Authors: Steven Cernak, Luis Blanquez and Kristen Harris.
On January 14, 2026, the Federal Trade Commission (FTC) issued its usual annual announcement to increase the Hart-Scott-Rodino (HSR) Act thresholds. The 2026 thresholds will take effect 30 days after publication in the Federal Register.
HSR requires the parties to submit certain information and documents and then wait for approval before closing a transaction. The FTC and DOJ then have 30 days to determine if they will allow the merger to proceed or seek much more detail through a “second request” for information. The parties may also ask for “Early Termination” to shorten the 30-day waiting period, although for nearly two years this option has been––and continues to be––suspended.
The HSR Act notification requirements apply to transactions that satisfy the specified “size of transaction” and “size of person” thresholds. The FTC adjusts these thresholds annually to reflect changes in the U.S. gross national product.
Three thresholds determine the applicability of HSR filing requirements.
First, one of the parties to the transaction must be in commerce in the United States or otherwise affect U.S. commerce.
Second, the acquiring party must be acquiring securities, non-corporate interest, or assets of the target in excess of $133.9 million––the “size of transaction” threshold.
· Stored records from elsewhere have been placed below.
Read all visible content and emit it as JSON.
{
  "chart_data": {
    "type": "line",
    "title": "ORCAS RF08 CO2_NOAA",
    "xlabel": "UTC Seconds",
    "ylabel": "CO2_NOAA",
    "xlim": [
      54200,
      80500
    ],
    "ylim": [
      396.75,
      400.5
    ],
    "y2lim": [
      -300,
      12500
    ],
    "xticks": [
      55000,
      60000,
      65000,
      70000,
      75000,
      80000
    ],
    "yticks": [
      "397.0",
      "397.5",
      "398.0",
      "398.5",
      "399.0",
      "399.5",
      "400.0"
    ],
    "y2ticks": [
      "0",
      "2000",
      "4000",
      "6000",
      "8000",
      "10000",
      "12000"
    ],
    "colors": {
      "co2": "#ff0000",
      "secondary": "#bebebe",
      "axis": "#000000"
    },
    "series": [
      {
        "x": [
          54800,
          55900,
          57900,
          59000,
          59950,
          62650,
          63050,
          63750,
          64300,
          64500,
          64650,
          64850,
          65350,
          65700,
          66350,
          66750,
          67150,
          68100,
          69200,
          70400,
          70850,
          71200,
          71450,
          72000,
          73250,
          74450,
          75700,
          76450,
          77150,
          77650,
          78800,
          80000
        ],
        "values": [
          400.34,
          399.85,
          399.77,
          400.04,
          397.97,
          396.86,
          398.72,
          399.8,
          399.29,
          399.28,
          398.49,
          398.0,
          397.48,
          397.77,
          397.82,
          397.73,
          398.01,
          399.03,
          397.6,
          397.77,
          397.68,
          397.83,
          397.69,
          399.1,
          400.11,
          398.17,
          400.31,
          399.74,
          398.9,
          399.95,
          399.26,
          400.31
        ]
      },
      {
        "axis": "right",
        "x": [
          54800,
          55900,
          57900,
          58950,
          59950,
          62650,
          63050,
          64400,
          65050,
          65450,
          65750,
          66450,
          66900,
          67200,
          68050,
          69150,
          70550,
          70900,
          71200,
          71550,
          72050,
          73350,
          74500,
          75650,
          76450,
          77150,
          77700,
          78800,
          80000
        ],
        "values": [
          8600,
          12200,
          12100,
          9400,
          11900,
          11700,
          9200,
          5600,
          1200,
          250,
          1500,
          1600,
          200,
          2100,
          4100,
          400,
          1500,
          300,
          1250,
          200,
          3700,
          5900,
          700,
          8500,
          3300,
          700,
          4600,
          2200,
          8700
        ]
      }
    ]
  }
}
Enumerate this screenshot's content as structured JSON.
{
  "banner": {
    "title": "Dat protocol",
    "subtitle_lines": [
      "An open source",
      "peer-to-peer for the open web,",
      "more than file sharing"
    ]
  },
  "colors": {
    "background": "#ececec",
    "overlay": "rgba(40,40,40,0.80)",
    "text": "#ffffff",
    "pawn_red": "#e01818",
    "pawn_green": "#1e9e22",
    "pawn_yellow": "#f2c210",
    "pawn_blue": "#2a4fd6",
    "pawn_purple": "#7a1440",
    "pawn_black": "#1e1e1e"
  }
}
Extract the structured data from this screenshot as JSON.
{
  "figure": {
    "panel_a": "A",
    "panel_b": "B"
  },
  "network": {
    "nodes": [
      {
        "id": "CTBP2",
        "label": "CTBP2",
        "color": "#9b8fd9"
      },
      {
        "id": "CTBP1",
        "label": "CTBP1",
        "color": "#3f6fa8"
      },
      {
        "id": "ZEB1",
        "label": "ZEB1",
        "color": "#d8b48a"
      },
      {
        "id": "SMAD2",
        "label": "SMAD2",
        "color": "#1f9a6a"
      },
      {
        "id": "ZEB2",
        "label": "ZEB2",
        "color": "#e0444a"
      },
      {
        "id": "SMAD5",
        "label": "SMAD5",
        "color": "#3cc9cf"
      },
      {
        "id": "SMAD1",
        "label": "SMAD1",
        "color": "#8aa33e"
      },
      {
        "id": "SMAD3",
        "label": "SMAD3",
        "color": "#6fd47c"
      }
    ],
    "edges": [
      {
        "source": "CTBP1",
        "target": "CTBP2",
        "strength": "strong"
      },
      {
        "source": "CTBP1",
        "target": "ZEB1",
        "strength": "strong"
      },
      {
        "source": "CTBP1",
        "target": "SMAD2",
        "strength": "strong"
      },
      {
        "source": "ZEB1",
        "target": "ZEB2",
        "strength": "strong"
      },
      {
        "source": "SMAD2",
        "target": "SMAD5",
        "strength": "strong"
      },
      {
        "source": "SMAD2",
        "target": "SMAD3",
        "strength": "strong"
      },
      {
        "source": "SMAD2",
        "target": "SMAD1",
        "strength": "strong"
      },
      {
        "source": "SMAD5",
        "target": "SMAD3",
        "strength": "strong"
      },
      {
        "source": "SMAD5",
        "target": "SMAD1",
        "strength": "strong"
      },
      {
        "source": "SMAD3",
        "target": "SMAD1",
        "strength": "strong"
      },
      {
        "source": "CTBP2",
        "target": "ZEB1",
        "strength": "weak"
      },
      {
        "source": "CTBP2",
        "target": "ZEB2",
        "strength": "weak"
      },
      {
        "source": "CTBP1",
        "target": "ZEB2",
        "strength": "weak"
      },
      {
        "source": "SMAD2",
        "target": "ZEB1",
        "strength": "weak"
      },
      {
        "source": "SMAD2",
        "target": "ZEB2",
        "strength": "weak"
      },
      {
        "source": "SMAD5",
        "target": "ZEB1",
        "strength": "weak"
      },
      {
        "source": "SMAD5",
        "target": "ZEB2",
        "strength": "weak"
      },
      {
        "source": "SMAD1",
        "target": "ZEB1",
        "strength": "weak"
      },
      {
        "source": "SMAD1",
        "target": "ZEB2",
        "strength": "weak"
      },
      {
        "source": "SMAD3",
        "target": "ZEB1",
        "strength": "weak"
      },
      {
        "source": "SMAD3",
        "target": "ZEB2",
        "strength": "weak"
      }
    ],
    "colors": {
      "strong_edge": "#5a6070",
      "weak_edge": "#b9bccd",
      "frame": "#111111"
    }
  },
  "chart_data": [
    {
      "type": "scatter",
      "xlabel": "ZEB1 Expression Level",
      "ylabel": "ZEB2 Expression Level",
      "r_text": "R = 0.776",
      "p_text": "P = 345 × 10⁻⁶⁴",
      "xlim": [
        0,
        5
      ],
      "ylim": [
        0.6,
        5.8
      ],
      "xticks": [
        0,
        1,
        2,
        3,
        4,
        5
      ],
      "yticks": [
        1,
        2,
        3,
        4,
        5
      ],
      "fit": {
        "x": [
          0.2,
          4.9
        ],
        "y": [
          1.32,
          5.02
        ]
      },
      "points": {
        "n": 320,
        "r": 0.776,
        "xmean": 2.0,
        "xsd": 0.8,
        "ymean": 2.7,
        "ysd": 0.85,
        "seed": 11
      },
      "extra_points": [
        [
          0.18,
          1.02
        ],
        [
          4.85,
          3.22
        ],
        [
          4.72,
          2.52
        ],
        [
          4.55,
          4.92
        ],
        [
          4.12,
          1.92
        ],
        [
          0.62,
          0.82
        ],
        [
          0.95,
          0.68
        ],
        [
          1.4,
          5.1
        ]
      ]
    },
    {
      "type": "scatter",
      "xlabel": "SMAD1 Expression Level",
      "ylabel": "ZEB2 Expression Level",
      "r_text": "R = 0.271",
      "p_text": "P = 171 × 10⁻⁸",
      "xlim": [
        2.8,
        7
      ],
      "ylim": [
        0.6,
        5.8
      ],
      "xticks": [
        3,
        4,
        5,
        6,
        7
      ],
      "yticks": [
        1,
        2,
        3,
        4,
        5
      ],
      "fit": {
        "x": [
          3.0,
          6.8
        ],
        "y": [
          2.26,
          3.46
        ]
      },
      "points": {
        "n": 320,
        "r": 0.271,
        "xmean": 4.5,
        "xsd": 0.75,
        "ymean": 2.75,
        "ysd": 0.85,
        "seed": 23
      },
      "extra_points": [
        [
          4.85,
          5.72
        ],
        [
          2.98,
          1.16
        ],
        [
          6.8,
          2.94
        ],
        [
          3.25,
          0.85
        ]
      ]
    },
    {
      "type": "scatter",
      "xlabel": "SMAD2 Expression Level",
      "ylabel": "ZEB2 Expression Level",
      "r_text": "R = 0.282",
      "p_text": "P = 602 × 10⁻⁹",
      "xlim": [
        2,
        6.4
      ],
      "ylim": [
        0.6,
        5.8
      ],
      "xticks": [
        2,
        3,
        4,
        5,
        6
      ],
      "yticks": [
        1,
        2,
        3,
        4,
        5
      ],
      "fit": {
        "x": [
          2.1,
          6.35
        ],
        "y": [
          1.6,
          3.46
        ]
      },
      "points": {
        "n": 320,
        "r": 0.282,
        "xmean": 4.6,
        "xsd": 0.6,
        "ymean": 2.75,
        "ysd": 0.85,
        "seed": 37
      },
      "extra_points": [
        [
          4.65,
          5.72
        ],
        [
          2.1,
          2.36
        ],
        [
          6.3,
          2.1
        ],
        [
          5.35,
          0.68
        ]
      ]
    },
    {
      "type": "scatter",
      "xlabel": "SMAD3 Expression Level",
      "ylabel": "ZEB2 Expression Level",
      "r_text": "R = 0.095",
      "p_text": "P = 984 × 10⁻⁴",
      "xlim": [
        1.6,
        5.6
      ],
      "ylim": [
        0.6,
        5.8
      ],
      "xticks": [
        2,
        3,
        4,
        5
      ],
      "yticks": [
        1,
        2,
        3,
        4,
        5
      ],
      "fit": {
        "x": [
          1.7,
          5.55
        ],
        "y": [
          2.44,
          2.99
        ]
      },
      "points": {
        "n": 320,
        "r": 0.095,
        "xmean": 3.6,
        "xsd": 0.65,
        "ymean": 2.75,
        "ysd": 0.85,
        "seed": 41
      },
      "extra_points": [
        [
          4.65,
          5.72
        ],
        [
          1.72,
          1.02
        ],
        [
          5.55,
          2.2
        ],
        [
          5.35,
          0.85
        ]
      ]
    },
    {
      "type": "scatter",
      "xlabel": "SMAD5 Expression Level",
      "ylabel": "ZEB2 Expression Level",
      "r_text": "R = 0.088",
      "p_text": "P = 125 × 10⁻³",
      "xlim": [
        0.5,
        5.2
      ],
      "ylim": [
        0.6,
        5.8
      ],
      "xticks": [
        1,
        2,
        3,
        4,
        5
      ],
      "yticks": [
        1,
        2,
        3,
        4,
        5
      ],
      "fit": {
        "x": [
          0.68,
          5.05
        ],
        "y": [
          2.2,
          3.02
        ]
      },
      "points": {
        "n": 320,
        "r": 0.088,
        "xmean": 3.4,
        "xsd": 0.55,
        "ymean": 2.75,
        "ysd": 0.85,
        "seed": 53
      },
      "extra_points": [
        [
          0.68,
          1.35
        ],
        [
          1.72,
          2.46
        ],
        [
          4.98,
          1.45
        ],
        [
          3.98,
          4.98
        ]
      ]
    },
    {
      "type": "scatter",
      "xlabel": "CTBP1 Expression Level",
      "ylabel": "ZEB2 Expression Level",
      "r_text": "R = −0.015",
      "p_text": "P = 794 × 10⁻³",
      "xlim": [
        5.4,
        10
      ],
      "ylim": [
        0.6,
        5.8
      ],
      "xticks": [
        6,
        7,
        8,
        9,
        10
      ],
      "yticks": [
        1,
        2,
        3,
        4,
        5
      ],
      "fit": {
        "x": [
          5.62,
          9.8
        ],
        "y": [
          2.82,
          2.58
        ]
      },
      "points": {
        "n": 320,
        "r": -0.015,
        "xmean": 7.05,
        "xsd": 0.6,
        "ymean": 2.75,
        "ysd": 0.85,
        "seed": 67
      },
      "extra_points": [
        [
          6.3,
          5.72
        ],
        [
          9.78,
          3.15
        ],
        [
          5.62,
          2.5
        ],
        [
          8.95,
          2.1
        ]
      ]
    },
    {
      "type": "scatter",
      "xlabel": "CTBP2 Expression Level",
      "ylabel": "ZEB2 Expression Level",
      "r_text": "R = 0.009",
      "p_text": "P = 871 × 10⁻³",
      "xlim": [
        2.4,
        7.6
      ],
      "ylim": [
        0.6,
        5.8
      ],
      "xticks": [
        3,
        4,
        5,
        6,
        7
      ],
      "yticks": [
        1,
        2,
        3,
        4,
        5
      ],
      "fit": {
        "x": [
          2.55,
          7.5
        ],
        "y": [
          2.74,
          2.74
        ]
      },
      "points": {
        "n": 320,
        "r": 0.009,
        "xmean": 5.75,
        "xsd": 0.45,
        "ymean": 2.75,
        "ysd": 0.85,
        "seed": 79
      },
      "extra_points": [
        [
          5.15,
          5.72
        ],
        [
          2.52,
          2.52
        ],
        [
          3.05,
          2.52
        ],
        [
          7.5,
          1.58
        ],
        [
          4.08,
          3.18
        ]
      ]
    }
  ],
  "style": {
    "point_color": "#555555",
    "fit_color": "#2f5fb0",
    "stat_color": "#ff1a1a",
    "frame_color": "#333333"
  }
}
A notification is thus not required when the value of the voting securities and assets is below this threshold.
Third, if the transaction exceeds $133.9 million but does not exceed $535.5 million—the “size of the persons” threshold––then at least one party involved in the transaction must have annual net sales or total assets of at least $267.8 million, and the other party must have annual net sales or total assets of at least $26.8 million.
Parties with transactions valued at more than $535.5 million must report them regardless of the size of the parties, unless an HSR Act exemption applies.
The FTC’s notice also implemented a new filing fee structure from the new legislation. Below are the new fee thresholds:
2026
Size of the Transaction Merger Fee
$133.9 million – $189.6 million $35,000
$189.4 million – $586.9 million $110,000
$586.9 million – $1.174 billion $275,000
$1.174 billion – $2.347 billion $440,000
$2.347 billion – $5.869 billion $875,000
$5.869 billion or more $2,460,000
As a result of the new legislation, those fees will also be adjusted annually, based on changes to the consumer price index.
The same day, the FTC also published revised thresholds relating to Section 8 of the Clayton Act. Section 8 prohibits interlocking directorates in which one “person” serves simultaneously as an officer or director of competing corporations, subject to certain exceptions. Now, Section 8 of the Clayton Act applies when each of the competing corporations has capital, surplus, and undivided profits aggregating more than $54,402,000 and each corporation’s competitive sales are at least $5,440,200 again with certain exceptions.
The maximum civil penalty amount for violations of the HSR Act remains, for now, at $53,088 per day.